Sonra ne olacak? Yazı dizisi nasıl devam edecek? Donanım bilgisi oluştu, yazılım bilgisi kültürü oluştu, sırada ne olacak. Sırada artık ellerin kirlenmesi var. Microchip firmasının 8 bitlik PIC mikrodenetleyicilerini programlama’yı ince detaylarla anlatacağım. Bu sayede küçük bir sistemde çalışmanın faydalarını,  temelleri ve detayları tertemiz görmeyi öğreneceğiz. Aynı zamanda basit sürücüler yazacağız, sensörleri ve komponentleri tanıyacağız. Ardından Atmel firmasının Atmega serisi ile analoji kuracağım, onu her şeyiyle kullanmayı da anlatacağım.
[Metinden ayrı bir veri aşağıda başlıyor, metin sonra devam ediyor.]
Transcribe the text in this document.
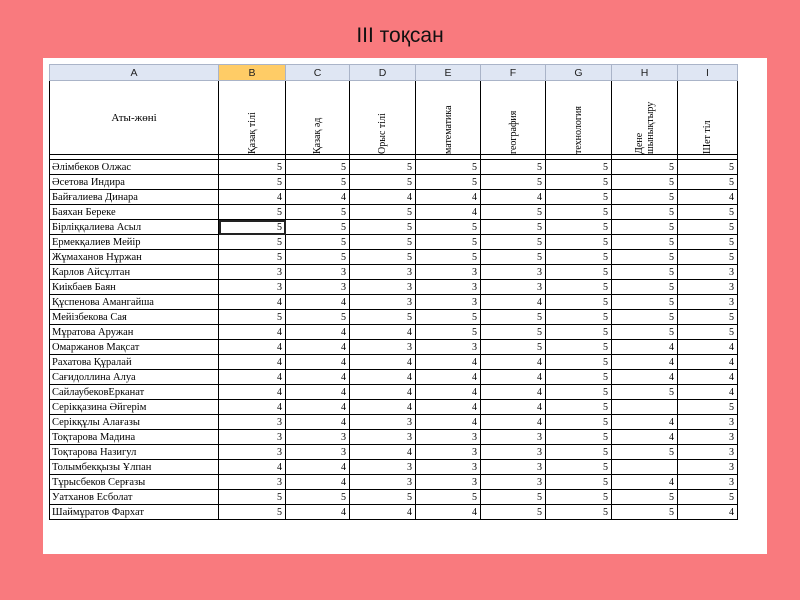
III тоқсан
A	B	C	D	E	F	G	H	I
Аты-жөні	Қазақ тілі	Қазақ әд	Орыс тілі	математика	география	технология	Дене шынықтыру	Шет тіл

Әлімбеков Олжас	5	5	5	5	5	5	5	5
Әсетова Индира	5	5	5	5	5	5	5	5
Байғалиева Динара	4	4	4	4	4	5	5	4
Баяхан Береке	5	5	5	4	5	5	5	5
Бірліққалиева Асыл	5	5	5	5	5	5	5	5
Ермекқалиев Мейір	5	5	5	5	5	5	5	5
Жұмаханов Нұржан	5	5	5	5	5	5	5	5
Карлов Айсұлтан	3	3	3	3	3	5	5	3
Киікбаев Баян	3	3	3	3	3	5	5	3
Құспенова Амангайша	4	4	3	3	4	5	5	3
Мейізбекова Сая	5	5	5	5	5	5	5	5
Мұратова Аружан	4	4	4	5	5	5	5	5
Омаржанов Мақсат	4	4	3	3	5	5	4	4
Рахатова Құралай	4	4	4	4	4	5	4	4
Сағидоллина Алуа	4	4	4	4	4	5	4	4
СайлаубековЕрканат	4	4	4	4	4	5	5	4
Серікқазина Әйгерім	4	4	4	4	4	5		5
Серікқұлы Алағазы	3	4	3	4	4	5	4	3
Тоқтарова Мадина	3	3	3	3	3	5	4	3
Тоқтарова Назигул	3	3	4	3	3	5	5	3
Толымбекқызы Ұлпан	4	4	3	3	3	5		3
Тұрысбеков Серғазы	3	4	3	3	3	5	4	3
Уатханов Есболат	5	5	5	5	5	5	5	5
Шаймұратов Фархат	5	4	4	4	5	5	5	4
Burada araya Arduino’nun iç yapısını, anlatılmayanlarını sıkıştıracağım, malum çoğunun içinde Atmega var. Sonra 16 bitlik bir mikrodenetleyici serisine geçeceğiz. Aynı zamanda bu ultra-low power bir seri olacak; Texas Instruments MSP430 serisi. Buradan hem 16-bit’lik bir mikrodenetleyici nasıl kullanılır, farkı nedir, low-power sistem tasarlamanın püf noktaları nedir onları da anlatacağım. Sonra geleceğiz ARM Cortex M3-M4 serisi işlemci barındıran 32-bit’lik mikrodenetleyicilere. Burada da STM32 ve LPC17 serisinden örnekler vereceğim. Hemen hemen aynı şeyler, ama aynılıkları farklılıkları bilmek bence önemli bir bilgi seti olacak. Aynı zamanda DMA gibi, EMC gibi yepyeni modülleri tanıyacağız. Bu sayede mikrokontolörlerin tüm çevresellerine hükümdar olacağız. TFT ekran, thermal printer, manyetik kart okuyucu, rf modem gibi cihazlar ile çalışacağız, sensörler kullanacağız. Seviye atlamış olacağız. Burada RTOS kullanmanın inceliklerine de değineceğim. Çok çok önemli bir bilgi seti RTOS. Ya sonra? Bitmedi mi bu mikrokontrolörler filan? Hayır efendim bitmedi. Çok çekirdekli sistemler nasıl programlanır onu anlatacağım. 64-bit’lik platformlara değineceğim. Malum son IPhone’larda 64 bitlik işlemciler var, neticede o da gömülü sistem. Ya sonra? Sonra 32-bit’e döneceğiz ama mikrobilgisayar seviyesindeki çekirdekleri inceleyeceğiz. Burada gömülü linux ile platform bazında kapanışı yapacağım. Kafama eserse VxWorks de yazabilirim ama elzem değil. En sonunda açık kaynaklı yazılımlarla çalışma, açık kaynak lisans tiplerine değineceğiz.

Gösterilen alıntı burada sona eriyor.